In YDB, user data is stored in tables that are partitioned. A shard is an entity that is responsible for storing a table partition (typically one). An entity called a tablet is responsible for changing data in a shard. It's a component that implements consistent changes in the shard data and solves the issue of distributed consensus. A tablet instance can be viewed as an object that is generated in the process address space and consumes CPU resources and RAM. Tablets store all their statuses in the storage layer. This means, among other things, that a tablet instance can be raised in an arbitrary process that the storage layer is available from. The YDB compute layer essentially consists of tablets and the YQL query execution layer.

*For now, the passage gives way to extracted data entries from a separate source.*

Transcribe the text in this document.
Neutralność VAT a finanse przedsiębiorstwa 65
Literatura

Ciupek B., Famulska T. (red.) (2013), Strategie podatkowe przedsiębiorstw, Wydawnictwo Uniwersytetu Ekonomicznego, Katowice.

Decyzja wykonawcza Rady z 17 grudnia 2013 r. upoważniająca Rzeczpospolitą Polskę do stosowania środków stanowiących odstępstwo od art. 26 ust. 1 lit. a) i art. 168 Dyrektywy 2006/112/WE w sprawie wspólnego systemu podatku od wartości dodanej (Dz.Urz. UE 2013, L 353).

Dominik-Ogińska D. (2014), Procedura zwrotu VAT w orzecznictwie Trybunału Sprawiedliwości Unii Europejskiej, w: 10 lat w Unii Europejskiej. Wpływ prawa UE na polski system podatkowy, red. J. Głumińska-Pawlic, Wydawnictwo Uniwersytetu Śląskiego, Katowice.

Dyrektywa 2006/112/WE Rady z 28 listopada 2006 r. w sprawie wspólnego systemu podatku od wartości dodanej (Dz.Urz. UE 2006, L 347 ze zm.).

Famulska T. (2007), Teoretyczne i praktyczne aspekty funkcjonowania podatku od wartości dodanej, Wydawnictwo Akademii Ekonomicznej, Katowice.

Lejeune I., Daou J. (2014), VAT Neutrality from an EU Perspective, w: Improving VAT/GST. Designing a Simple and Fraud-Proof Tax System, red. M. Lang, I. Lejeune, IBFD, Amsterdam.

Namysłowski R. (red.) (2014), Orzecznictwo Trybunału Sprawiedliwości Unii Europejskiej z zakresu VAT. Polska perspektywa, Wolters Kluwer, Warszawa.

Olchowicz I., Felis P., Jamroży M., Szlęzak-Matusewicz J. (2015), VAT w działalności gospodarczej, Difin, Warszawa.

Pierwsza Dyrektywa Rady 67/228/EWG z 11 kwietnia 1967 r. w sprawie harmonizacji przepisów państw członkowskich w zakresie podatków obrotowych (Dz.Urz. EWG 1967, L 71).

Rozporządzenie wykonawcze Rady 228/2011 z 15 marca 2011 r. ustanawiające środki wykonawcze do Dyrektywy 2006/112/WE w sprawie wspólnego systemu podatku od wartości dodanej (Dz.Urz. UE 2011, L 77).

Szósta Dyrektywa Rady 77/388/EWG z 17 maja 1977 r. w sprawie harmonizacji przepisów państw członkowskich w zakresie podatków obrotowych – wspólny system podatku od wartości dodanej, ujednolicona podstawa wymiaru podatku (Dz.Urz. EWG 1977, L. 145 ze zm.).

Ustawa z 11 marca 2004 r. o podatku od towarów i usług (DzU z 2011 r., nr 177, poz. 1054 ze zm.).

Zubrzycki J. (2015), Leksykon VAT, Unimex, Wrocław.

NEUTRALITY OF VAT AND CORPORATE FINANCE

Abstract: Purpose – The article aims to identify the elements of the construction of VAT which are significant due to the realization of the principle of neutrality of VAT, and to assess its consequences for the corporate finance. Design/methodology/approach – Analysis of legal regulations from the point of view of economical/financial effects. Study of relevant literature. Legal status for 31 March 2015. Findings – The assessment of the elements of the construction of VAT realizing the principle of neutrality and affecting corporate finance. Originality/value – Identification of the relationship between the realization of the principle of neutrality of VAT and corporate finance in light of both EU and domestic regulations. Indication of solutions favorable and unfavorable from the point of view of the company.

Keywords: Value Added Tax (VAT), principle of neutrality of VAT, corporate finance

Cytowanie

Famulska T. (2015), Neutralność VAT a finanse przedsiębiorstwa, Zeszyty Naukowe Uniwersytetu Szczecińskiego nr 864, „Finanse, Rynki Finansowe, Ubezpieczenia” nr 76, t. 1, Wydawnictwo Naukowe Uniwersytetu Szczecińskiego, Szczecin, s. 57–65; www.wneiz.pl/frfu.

Note that a DB includes both user-defined tables (with tablet instances serving these tables) and system entities. For example, there is a tablet called SchemeShard. It serves the data schema of all tables. There is a coordination system for distributed transactions whose items are also tablets.
YDB Dedicated mode
Dedicated mode assumes that resources for tablet instances and YQL queries are selected from the compute resources explicitly allocated to the DB. Computational resources are VMs that have a certain number of vCPUs and some memory. The task of optimal allocation of resources for a DB is currently the user's responsibility. If there aren't enough resources to serve the load, the latency of requests increases, which may eventually lead to the denial of service for requests, such as that with the
OVERLOADED return code. The user can add compute resources (VMs) to the DB using the UI or CLI to ensure the sufficiency of computing resources. Adding compute resources to the DB is relatively fast and comparable to the time it takes to start a VM. Subsequently, YDB automatically balances tablets across a cluster account taken of resources added.
YDB Serverless mode
In the Serverless mode, the YDB infrastructure determines the amount of computing resources to allocate for maintaining the user DB. The amount of allocated resources can be either very large (an arbitrary number of cores) or very small (significantly less than one core). If a user created a DB with a single table with a single entry and only rarely makes DB queries, YDB actually uses a small amount of RAM on tablet instances that are part of the user DB. This is possible because the user DB components are objects rather than processes. If the load increases, the DB components start using more CPU time and memory. If load grows to the point where there aren't enough VM resources, the YDB infrastructure can balance the system granularly spawning tablet instances on other VMs.
This technology lets you package virtual entities (tablet instances) very tightly together into physical resources based on actual consumption. This makes it possible to invoice the user for the operations performed rather than the allocated resources.